The Man Behind the Photo
Ultrarunner David Green's iPhone snapshot helps nab Boston Marathon Bombers
Green shows his photo of suspected bomber Dzhokhar Tsarnaev leaving the scene. Photo by AP Images/Phil Sears.
When David Green, 49, of Jacksonville, Florida, packed his bags for the Boston Marathon this year, he had no idea that his experience there would begin with euphoria, transform into horror and conclude in heroism. In the moments following the explosions, the accomplished ultrarunner snapped the clearest photo of suspected bomber Dzhokhar Tsarnaev, eventually helping the FBI positively identify the suspect—Green just didn’t know it at the time.
Green hasn’t always been an avid runner. He was first and foremost a multi-sport triathlete, completing 16 ironman competitions before burning out. in 2009, after a bike crash in the ironman Florida left him unable to bike or swim, he decided to give ultras a try.
He was pleased to find the vibe at the starting line of the 2011 Rocky Raccoon 100-miler in Huntsville, Texas “normal again—not all body shaved.” That race, which he finished in just over 24 hours, gave him the ultra bug. The following year, he ran several more, including the 135-mile Badwater Ultramarathon through Death Valley and its lesser-known knockoff, the Brazil 135.
Green says he thrives on connecting with people—particularly athletes. Though his job as CEO of 110%, a compression-apparel company, has had him reveling in the family reunion vibe of many a marathon expo, Green had never run Boston before this year.
On April 15, he crossed the finish line at Boston in 3 hours 28 minutes. After stopping inside a store to charge his dead iPhone, he began walking along Boylston Street when the first bomb exploded. Moments later, the second one went off, just a few storefronts away from Green. The crowd broke into panic.
Green—who’d also been present in new york on 9-11—snapped a quick picture of the chaos with his iPhone, before running toward the victims to try to offer aid. He was overcome with horror and a sense of helplessness at the scene—people maimed and bleeding, a young boy missing a leg, a man with his clothes blown off. Police soon ordered green to evacuate the area.

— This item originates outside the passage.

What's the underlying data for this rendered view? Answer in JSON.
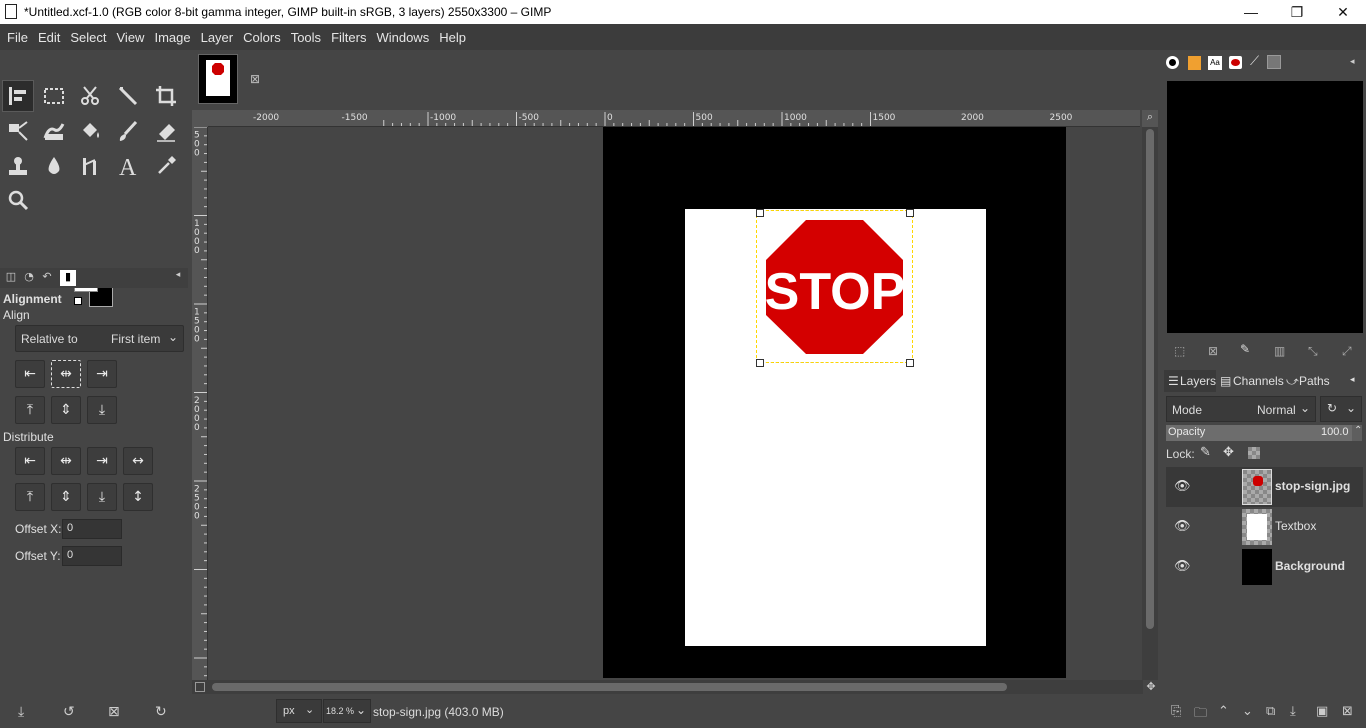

“I called my wife sobbing and incoherent,” he says. “Just days before, I’d been talking to one of my coworkers, and we’d asked ourselves, as men, who could remember the last time we’d ever cried? I’d laughed and said, ‘I don’t think I’ve cried in 30 years.’”
That night, he posted his photo on Facebook with a note to let people know he was safe, albeit reeling from the atrocities he’d witnessed. Several days later, when the FBI released the first blurry photos of the unidentified, suspected bombers, a friend of green’s sent him a text to say, “I think you gotta check your photo.”
Sure enough, when green took a closer look at his own image, the “white-hat suspect” was shown clearly, walking away from the explosion. Green called the FBI to share his photo, then reposted it on Facebook, asking friends to share it, hoping it might help someone identify the suspect.
Says green, “The running community is so strong, so vocal and focused. If you give them a cause, they rally like none other.”
The photo instantly went viral. Within 30 minutes, a reporter from The New York Times had called him. In his desire to help, Green didn’t sleep for days, doing around-the-clock interviews with major media outlets—the BBC, Good Morning America, CNN. Despite some initial skepticism online about whether the image had been doctored—green says he has no idea how to use Photoshop—it did its job. Says Green, with 12,000 shares on Facebook, the image “at minimum provided some fresh information, and at best helped someone identify him.”
When his wife wondered aloud how green stayed up night after night doing interviews, he responded, “This is why I trained for Badwater—this is just what runners do. You look for pain and punishment, but you know there’s meaning in it.”